Die EU verhängt eine Geldbuße gegen die Social-Media-Plattform X. Die Summe ist überschaubar – doch das darf nicht täuschen. Denn es geht um mehr.

Mangelnde Transparenz bei Werbung und eine Irreführung der Nut­ze­r:in­nen bei Verifikations-häkchen – das wirft die EU X vor Foto: David Agüero Munoz/imago

D ie Höhe der Geldbuße, die die EU-Kommission am Freitag gegen die Online-Plattform X verhängt hat: 120 Millionen Euro. Da der Eigentümer der Plattform Multimilliardär ist und X einem Bericht der Finanznachrichtenagentur Bloomberg zufolge im vergangenen Jahr einen Nettoumsatz von 2,6 Milliarden US-Dollar erwirtschaftet hat, nimmt sich die Summe nicht exorbitant aus. Aber es geht für alle Beteiligten bei diesem Verfahren eigentlich nicht um die Summe – sondern um viel mehr.

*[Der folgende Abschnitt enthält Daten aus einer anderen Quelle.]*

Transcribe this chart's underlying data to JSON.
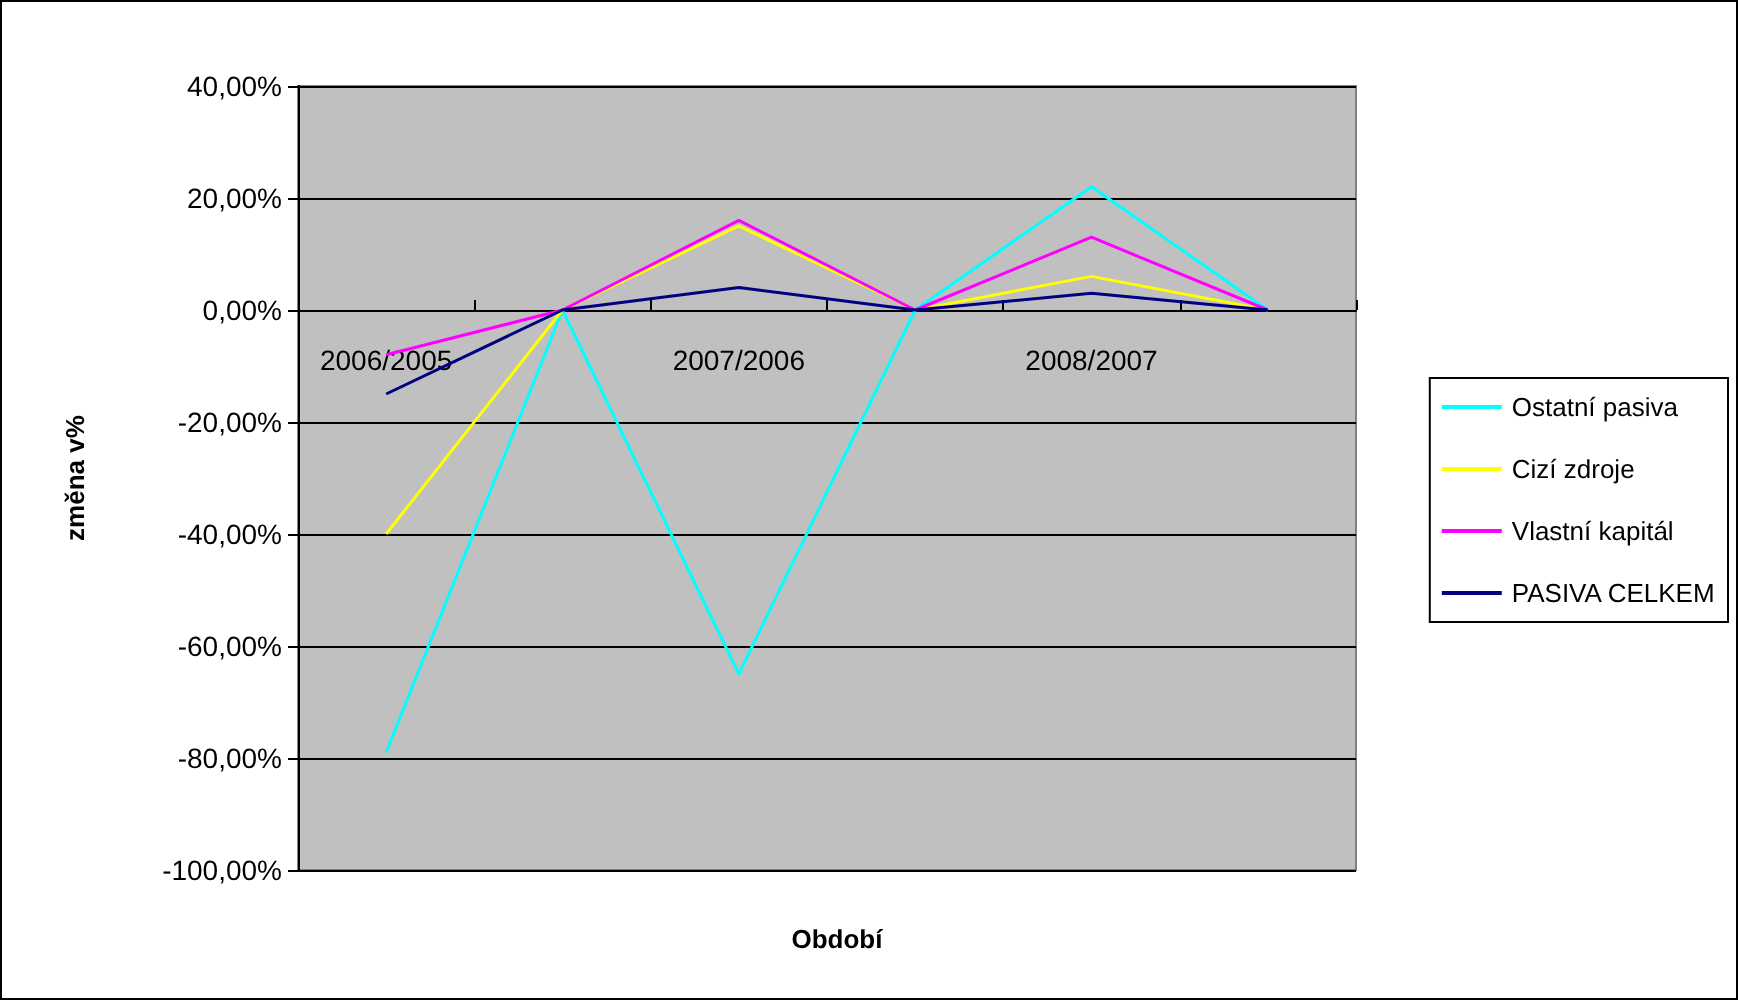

Das Bußgeld sei „eine Attacke auf alle amerikanischen Tech-Plattformen und das amerikanische Volk durch ausländische Regierungen“, schrieb der US-amerikanische Außenminister Marco Rubio. Wo? Auf X. Und Musk selbst fantasierte dort von einer Auflösung der EU, was zeigt, dass sich sein Repertoire an Handlungsoptionen, wenn ihm jemand in die Quere kommt, auf zwei Optionen beschränkt: aufkaufen oder plattmachen. Unpraktisch für Musk, dass Europa keine Firma ist.

Die Vorwürfe der EU-Kommission gegenüber X sind ähnlich bodenständig wie die Summe

Dabei sind die Vorwürfe der EU-Kommission gegenüber X ähnlich bodenständig wie die Summe: mangelnde Transparenz bei Werbung, ein fehlender Datenzugang für Forschende und eine Irreführung der Nutzer:innen, dadurch dass die weiß-blauen Verifikationshäkchen weniger der Verifikation von Accounts dienen, als dem Generieren von Einnahmen für die Plattform. Das war’s.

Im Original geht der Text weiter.